Akula Nirmala, Detera-Wadleigh Sevilla, Shugart Yin Yao, Nalls Michael, Steele Jo, McMahon Francis J
Mood and Anxiety Section, Human Genetics Branch, National Institute of Mental Health, National Institutes of Health, 35 Convent Drive, Bethesda, MD 20892, USA.
BMC Proc. 2011 Nov 29;5 Suppl 9(Suppl 9):S76. doi: 10.1186/1753-6561-5-S9-S76.
Large-scale, deep resequencing may be the next logical step in the genetic investigation of common complex diseases. Because each individual is likely to carry many thousands of variants, the identification of causal alleles requires an efficient strategy to reduce the number of candidate variants. Under many genetic models, causal alleles can be expected to reside within identity-by-descent (IBD) regions shared by affected relatives. In distant relatives, IBD regions constitute a small portion of the genome and can thus greatly reduce the search space for causal alleles. However, the effectiveness of this strategy is unknown. We test the simulated mini-exome data set in extended pedigrees provided by Genetic Analysis Workshop 17. At the fourth- and fifth-degree level of relatedness, case-case pairs shared between 1% and 9% of the genome identical by descent. As expected, no genes were shared identical by descent by all case subjects, but 43 genes were shared by many case subjects across at least 50 replicates.

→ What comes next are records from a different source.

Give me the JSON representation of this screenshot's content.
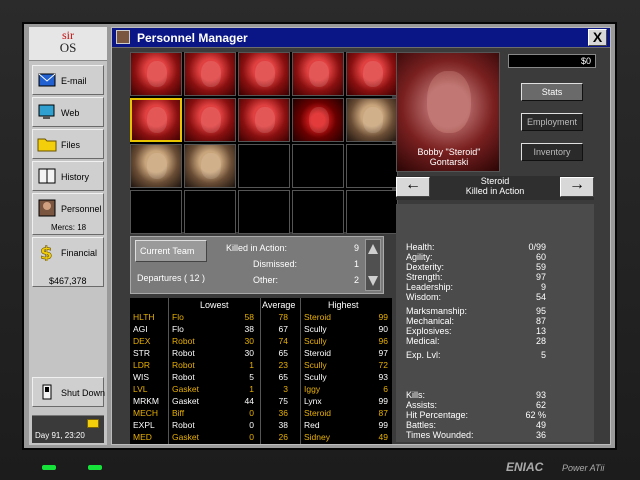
{
  "os": {
    "logo_top": "sir",
    "logo_bottom": "OS"
  },
  "sidebar": {
    "email": "E-mail",
    "web": "Web",
    "files": "Files",
    "history": "History",
    "personnel": "Personnel",
    "mercs": "Mercs: 18",
    "financial": "Financial",
    "balance": "$467,378",
    "shutdown": "Shut Down",
    "clock": "Day 91, 23:20"
  },
  "window": {
    "title": "Personnel Manager",
    "close": "X"
  },
  "team": {
    "current_team": "Current Team",
    "departures": "Departures ( 12 )",
    "killed_label": "Killed in Action:",
    "killed_value": "9",
    "dismissed_label": "Dismissed:",
    "dismissed_value": "1",
    "other_label": "Other:",
    "other_value": "2"
  },
  "stats_table": {
    "headers": {
      "lowest": "Lowest",
      "average": "Average",
      "highest": "Highest"
    },
    "rows": [
      {
        "stat": "HLTH",
        "low_name": "Flo",
        "low": "58",
        "avg": "78",
        "high_name": "Steroid",
        "high": "99",
        "color": "#e8b000"
      },
      {
        "stat": "AGI",
        "low_name": "Flo",
        "low": "38",
        "avg": "67",
        "high_name": "Scully",
        "high": "90",
        "color": "#ffffff"
      },
      {
        "stat": "DEX",
        "low_name": "Robot",
        "low": "30",
        "avg": "74",
        "high_name": "Scully",
        "high": "96",
        "color": "#e8b000"
      },
      {
        "stat": "STR",
        "low_name": "Robot",
        "low": "30",
        "avg": "65",
        "high_name": "Steroid",
        "high": "97",
        "color": "#ffffff"
      },
      {
        "stat": "LDR",
        "low_name": "Robot",
        "low": "1",
        "avg": "23",
        "high_name": "Scully",
        "high": "72",
        "color": "#e8b000"
      },
      {
        "stat": "WIS",
        "low_name": "Robot",
        "low": "5",
        "avg": "65",
        "high_name": "Scully",
        "high": "93",
        "color": "#ffffff"
      },
      {
        "stat": "LVL",
        "low_name": "Gasket",
        "low": "1",
        "avg": "3",
        "high_name": "Iggy",
        "high": "6",
        "color": "#e8b000"
      },
      {
        "stat": "MRKM",
        "low_name": "Gasket",
        "low": "44",
        "avg": "75",
        "high_name": "Lynx",
        "high": "99",
        "color": "#ffffff"
      },
      {
        "stat": "MECH",
        "low_name": "Biff",
        "low": "0",
        "avg": "36",
        "high_name": "Steroid",
        "high": "87",
        "color": "#e8b000"
      },
      {
        "stat": "EXPL",
        "low_name": "Robot",
        "low": "0",
        "avg": "38",
        "high_name": "Red",
        "high": "99",
        "color": "#ffffff"
      },
      {
        "stat": "MED",
        "low_name": "Gasket",
        "low": "0",
        "avg": "26",
        "high_name": "Sidney",
        "high": "49",
        "color": "#e8b000"
      }
    ]
  },
  "merc": {
    "name_line1": "Bobby \"Steroid\"",
    "name_line2": "Gontarski",
    "money": "$0",
    "stats_btn": "Stats",
    "employment_btn": "Employment",
    "inventory_btn": "Inventory",
    "nickname": "Steroid",
    "status": "Killed in Action",
    "prev_icon": "left-arrow",
    "next_icon": "right-arrow",
    "attributes": [
      {
        "label": "Health:",
        "value": "0/99"
      },
      {
        "label": "Agility:",
        "value": "60"
      },
      {
        "label": "Dexterity:",
        "value": "59"
      },
      {
        "label": "Strength:",
        "value": "97"
      },
      {
        "label": "Leadership:",
        "value": "9"
      },
      {
        "label": "Wisdom:",
        "value": "54"
      },
      {
        "label": "Marksmanship:",
        "value": "95"
      },
      {
        "label": "Mechanical:",
        "value": "87"
      },
      {
        "label": "Explosives:",
        "value": "13"
      },
      {
        "label": "Medical:",
        "value": "28"
      },
      {
        "label": "Exp. Lvl:",
        "value": "5"
      },
      {
        "label": "Kills:",
        "value": "93"
      },
      {
        "label": "Assists:",
        "value": "62"
      },
      {
        "label": "Hit Percentage:",
        "value": "62 %"
      },
      {
        "label": "Battles:",
        "value": "49"
      },
      {
        "label": "Times Wounded:",
        "value": "36"
      }
    ]
  },
  "brand": {
    "name": "ENIAC",
    "model": "Power ATii"
  }
}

We filtered variants in these genes based on population frequency, function, informativeness, and evidence of association using the family-based association test. This analysis highlighted five genes previously implicated in triglyceride, lipid, and cholesterol metabolism. Comparison with the list of true risk alleles revealed that strict IBD filtering followed by association testing of the rarest alleles was the most sensitive strategy. IBD filtering may be a useful strategy for narrowing down the list of candidate variants in exome data, but the optimal degree of relatedness of affected pairs will depend on the genetic architecture of the disease under study.
大规模深度重测序可能是常见复杂疾病基因研究的下一个合理步骤。由于每个人可能携带数千种变异,确定致病等位基因需要一种有效的策略来减少候选变异的数量。在许多遗传模型下,可以预期致病等位基因存在于患病亲属共有的同源片段(IBD)中。在远亲中,IBD区域在基因组中占一小部分,因此可以大大减少致病等位基因的搜索空间。然而,这种策略的有效性尚不清楚。我们对遗传分析研讨会17提供的扩展家系中的模拟小外显子数据集进行了测试。在四、五级亲属关系水平上,病例对之间有1%至9%的基因组是同源的。正如预期的那样,所有病例受试者之间没有共享同源的基因,但在至少50次重复中,许多病例受试者共享了43个基因。我们使用基于家系的关联测试,根据群体频率、功能、信息性和关联证据对这些基因中的变异进行了筛选。该分析突出了五个先前与甘油三酯、脂质和胆固醇代谢有关的基因。与真实风险等位基因列表的比较表明,严格的IBD筛选,然后对最罕见的等位基因进行关联测试是最敏感的策略。IBD筛选可能是缩小外显子数据中候选变异列表的有用策略,但患病对的最佳亲属关系程度将取决于所研究疾病的遗传结构。